Esta promesa del Señor está siempre vigente, y especialmente en tiempos de tribulación. Es el cimiento firme sobre el cual podemos edificar la casa de nuestra vida. Sólo nosotros mismos podemos separarnos de Dios por el pecado y, si persistimos en él y no nos arrepentimos, podemos incluso perder la meta de nuestra existencia. Pero nadie más puede separarnos de nuestro Padre Celestial.

En el Mensaje a la Madre Eugenia, nuestro Padre nos invita a decir: “Yo vengo de Dios, mi Padre, y vuelvo a Él”. Si asimilamos estas palabras en lo más profundo de nuestro corazón, nos acompañarán también cuando se acerque la hora de nuestra muerte. Así lo experimenté con gratitud cuando murió una de nuestras hermanas: esa profunda seguridad de que venimos de Dios y a Él volvemos. Precisamente en los momentos en que ya no tenemos las cosas en las manos, cuando todas las seguridades exteriores desaparecen, estas palabras adquieren un inmenso valor. Nos dan nuestra identidad más profunda e indestructible, porque esa es la verdad: nuestro hogar está en el amor de nuestro Padre.
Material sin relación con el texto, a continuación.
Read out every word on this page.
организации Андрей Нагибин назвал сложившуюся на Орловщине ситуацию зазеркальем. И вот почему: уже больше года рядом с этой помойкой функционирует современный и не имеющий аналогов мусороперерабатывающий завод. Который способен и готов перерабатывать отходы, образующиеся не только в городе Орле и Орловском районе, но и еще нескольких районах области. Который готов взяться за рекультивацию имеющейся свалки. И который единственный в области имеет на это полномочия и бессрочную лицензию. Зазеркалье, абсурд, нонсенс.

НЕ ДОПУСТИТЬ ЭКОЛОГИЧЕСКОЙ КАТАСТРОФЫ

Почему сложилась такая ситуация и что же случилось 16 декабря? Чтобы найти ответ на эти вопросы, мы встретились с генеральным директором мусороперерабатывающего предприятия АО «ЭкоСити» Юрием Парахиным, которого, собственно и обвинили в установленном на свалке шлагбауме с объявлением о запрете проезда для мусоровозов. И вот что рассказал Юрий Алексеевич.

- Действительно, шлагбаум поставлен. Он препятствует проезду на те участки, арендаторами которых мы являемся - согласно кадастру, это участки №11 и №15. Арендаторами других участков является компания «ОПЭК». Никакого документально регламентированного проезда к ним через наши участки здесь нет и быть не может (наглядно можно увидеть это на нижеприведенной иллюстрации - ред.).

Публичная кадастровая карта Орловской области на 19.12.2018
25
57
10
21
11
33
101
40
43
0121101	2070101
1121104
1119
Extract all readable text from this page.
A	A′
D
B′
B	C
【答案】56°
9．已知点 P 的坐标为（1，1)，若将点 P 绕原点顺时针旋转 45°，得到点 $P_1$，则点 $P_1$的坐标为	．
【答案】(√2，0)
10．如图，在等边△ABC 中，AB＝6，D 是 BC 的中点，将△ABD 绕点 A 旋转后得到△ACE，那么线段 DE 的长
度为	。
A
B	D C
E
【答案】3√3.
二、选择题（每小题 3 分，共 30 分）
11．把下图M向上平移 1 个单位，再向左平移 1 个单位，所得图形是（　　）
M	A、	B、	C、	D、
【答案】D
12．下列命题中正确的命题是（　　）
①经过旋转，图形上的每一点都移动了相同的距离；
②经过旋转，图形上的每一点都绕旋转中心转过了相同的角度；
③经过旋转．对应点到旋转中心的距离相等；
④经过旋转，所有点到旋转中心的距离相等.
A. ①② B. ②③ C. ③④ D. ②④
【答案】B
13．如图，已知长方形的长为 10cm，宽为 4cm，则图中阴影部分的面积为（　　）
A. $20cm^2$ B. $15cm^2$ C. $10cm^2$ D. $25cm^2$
Pero esta frase no sólo es importante en las últimas horas de nuestra vida, sino en cada instante de nuestra existencia. Somos la propiedad amada de Dios. Él vela sobre nosotros: todos los intentos del Maligno por separarnos de Él quedarán frustrados y terminarán sirviéndonos para acercarnos aún más a Él. Nuestro Padre Celestial jamás nos abandonará. Aunque atravesemos horas de sinsentido y de atormentadora soledad, siempre sigue vigente su promesa: ¡Tú eres mío!